DESCRIPTION
The
re_comp()
function converts a regular expression string (RE) into an internal form
suitable for pattern matching. The
re_exec()
function compares the string pointed to by the string argument with the
last regular expression passed to
re_comp().
If
re_comp()
is called with a null pointer argument, the current regular expression remains
unchanged.
Strings passed to both
re_comp()
and
re_exec()
must be terminated by a null byte, and may include newline characters.
The
re_comp()
and
re_exec()
functions support
simple regular expressions,
which are defined below.
The following one-character REs match a single character:
- 1.1
An ordinary character (not one of those discussed in 1.2 below) is a
one-character RE that matches itself.
- 1.2
A backslash (\) followed by any special character is a one-character RE that
matches the special character itself. The special characters are:
- a.
., *, [, and
\ (period, asterisk, left square bracket,
and backslash, respectively), which are always special, except
when they appear within square brackets ([]; see 1.4 below).
- b.
^ (caret or circumflex), which is special at the
beginning of an entire RE (see 3.1 and 3.2 below), or when it immediately
follows the left of a pair of square brackets ([]) (see 1.4
below).
- c.
$ (dollar symbol), which is special at the end of an entire RE (see
3.2 below).
- d.
The character used to bound (delimit) an entire RE, which is special for that
RE.
- 1.3
A period (.) is a one-character RE that matches any character except
new-line.
- 1.4
A non-empty string of characters enclosed in square brackets ([])
is a one-character RE that matches any one
character in that string.
If, however, the first character of the string is a circumflex
(^), the one-character RE matches any character except
new-line and the remaining characters in the string.
The ^ has this special meaning only if it occurs first in the string.
The minus (-) may be used to indicate a range of consecutive
ASCII characters;
for example, [0-9] is equivalent to [0123456789].

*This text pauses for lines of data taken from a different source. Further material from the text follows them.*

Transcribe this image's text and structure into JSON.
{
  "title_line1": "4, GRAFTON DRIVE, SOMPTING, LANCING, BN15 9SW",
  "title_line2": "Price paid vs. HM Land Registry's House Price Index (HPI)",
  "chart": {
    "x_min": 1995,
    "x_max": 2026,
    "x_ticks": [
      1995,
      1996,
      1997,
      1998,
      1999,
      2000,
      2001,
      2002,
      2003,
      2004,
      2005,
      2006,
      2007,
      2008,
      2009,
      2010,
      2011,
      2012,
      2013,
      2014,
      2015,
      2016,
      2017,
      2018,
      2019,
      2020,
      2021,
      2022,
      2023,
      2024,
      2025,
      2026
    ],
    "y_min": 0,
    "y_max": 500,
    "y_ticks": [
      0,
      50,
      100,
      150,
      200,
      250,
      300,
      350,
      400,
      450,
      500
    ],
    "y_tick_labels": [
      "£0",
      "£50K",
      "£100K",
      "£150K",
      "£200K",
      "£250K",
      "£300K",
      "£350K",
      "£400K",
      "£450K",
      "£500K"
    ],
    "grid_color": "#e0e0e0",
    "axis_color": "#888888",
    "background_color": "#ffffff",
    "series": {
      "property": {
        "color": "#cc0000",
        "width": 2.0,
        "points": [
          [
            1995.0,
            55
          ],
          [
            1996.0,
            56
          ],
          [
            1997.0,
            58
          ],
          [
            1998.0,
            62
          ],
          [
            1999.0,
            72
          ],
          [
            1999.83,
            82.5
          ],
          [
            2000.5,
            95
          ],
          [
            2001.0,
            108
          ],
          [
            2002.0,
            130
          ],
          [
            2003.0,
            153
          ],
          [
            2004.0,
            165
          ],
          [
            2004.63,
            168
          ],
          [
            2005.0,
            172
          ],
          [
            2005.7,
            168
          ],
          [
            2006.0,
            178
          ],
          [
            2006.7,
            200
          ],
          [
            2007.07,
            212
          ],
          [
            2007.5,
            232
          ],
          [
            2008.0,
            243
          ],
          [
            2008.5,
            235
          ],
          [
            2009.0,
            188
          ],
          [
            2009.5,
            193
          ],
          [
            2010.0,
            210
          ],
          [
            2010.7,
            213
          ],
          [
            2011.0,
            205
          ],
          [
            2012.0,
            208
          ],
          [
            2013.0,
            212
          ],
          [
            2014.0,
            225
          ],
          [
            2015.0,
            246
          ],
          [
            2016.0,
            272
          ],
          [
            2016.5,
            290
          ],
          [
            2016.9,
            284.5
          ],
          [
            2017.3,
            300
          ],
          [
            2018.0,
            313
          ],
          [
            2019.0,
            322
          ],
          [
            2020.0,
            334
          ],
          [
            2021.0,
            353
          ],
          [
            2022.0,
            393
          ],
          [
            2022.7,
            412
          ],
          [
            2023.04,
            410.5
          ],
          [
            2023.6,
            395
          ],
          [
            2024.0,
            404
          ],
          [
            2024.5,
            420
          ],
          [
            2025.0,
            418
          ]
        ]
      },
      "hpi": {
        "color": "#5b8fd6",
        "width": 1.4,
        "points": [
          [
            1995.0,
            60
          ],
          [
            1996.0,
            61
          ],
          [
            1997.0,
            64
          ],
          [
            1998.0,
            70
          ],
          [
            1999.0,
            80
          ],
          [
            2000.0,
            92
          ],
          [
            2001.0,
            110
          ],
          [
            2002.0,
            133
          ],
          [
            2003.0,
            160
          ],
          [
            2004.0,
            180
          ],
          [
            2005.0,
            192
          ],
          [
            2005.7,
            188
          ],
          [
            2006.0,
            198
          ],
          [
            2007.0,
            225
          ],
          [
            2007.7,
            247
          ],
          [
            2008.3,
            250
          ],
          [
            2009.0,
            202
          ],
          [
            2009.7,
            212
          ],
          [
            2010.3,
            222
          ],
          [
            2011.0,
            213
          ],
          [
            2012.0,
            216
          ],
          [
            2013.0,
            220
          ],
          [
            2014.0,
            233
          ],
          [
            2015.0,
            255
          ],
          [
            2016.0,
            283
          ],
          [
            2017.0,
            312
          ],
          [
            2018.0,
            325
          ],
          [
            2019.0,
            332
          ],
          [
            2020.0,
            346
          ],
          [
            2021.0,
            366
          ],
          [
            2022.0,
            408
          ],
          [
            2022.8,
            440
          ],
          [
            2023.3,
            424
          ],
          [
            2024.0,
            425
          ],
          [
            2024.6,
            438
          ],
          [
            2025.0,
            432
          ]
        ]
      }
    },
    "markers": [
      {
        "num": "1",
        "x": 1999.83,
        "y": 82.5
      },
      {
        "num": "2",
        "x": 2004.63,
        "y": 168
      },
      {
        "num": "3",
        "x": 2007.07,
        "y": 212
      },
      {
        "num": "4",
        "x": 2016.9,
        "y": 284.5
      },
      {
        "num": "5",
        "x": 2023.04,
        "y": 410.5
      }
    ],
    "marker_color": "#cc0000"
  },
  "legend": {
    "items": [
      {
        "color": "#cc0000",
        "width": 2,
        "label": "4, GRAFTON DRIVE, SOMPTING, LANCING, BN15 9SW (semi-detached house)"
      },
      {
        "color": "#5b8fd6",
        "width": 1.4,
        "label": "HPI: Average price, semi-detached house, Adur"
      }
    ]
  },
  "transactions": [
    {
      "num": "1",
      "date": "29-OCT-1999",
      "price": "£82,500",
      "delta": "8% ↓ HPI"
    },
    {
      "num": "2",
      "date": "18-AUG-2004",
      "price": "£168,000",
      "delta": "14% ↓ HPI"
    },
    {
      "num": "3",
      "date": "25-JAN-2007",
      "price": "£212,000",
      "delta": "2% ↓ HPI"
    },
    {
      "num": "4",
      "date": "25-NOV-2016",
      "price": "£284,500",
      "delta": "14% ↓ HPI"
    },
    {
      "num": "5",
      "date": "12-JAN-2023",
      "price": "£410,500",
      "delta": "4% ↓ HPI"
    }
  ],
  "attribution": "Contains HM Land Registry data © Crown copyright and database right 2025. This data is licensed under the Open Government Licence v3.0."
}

The - loses this special meaning if it occurs first (after
an initial ^, if any) or last in the string.
The right square bracket (]) does not terminate such a string when it
is the first character within it (after an initial ^, if any);
for example, []a-f] matches either a right square
bracket (]) or one of the letters a through f inclusive.
The four characters listed in 1.2.a above stand for themselves
within such a string of characters.
The following rules may be used to construct REs from one-character REs:
- 2.1
A one-character RE is a RE that matches whatever the one-character RE matches.
- 2.2
A one-character RE followed by an asterisk (*) is a RE that matches
zero or more occurrences of the one-character RE. If there is any choice, the
longest leftmost string that permits a match is chosen.
- 2.3
A one-character RE
followed by \{m\},
\{m,\}, or
\{m,n\} is a
RE that matches a
range of occurrences of the one-character RE. The values of
m
and
n
must be non-negative integers less than 256;
\{m\} matches
exactly
m
occurrences;
\{m,\} matches
at least
m
occurrences;
\{m,n\} matches
any number
of occurrences
between
m
and
n
inclusive. Whenever a choice exists, the RE matches as many occurrences as
possible.
- 2.4
The concatenation of REs is a RE that matches the concatenation of the strings
matched by each component of the RE.
- 2.5
A RE enclosed between the character sequences \( and \) is a
RE that matches whatever the unadorned RE matches.
- 2.6
The expression \n matches the same string of characters
as was matched by an expression enclosed between \( and \)
earlier in the same RE. Here
n
is a digit; the sub-expression specified is that beginning with the
n -th
occurrence of \( counting from the left.
For example, the expression ^\(.*\)\1$ matches a line
consisting of two repeated appearances of the same string.
Finally, an entire
RE may be constrained to match only an initial segment or final segment of a
line (or both).
- 3.1
A circumflex (^) at the beginning of an entire RE constrains that RE to match
an initial segment of a line.
- 3.2
A dollar symbol ($) at the end of an entire RE constrains that RE
to match a final
segment of a line. The construction ^entire RE$ constrains the
entire RE to match the entire line.
The null RE (that is, //) is equivalent to the last RE encountered.
The behaviour of
re_comp()
and
re_exec()
in locales other than the POSIX locale is unspecified.
RETURN VALUE
The
re_comp()
function returns a null pointer when the string pointed to by the string
argument is successfully converted. Otherwise, a pointer to
an unspecified error message string is returned.
Upon successful completion,
re_exec()
returns 1 if string
matches the last compiled regular expression. Otherwise,
re_exec()
returns 0 if string fails to match the last
compiled regular expression, and -1 if the compiled regular
expression is invalid (indicating an internal error).
ERRORS
No errors are defined.
APPLICATION USAGE
For portability to implementations conforming to earlier versions of this
document,
regcomp()
and
regexec()
are preferred to these functions.
SEE ALSO
regcomp(3C),
<re_comp.h>.
CHANGE HISTORY
First released in Issue 4, Version 2.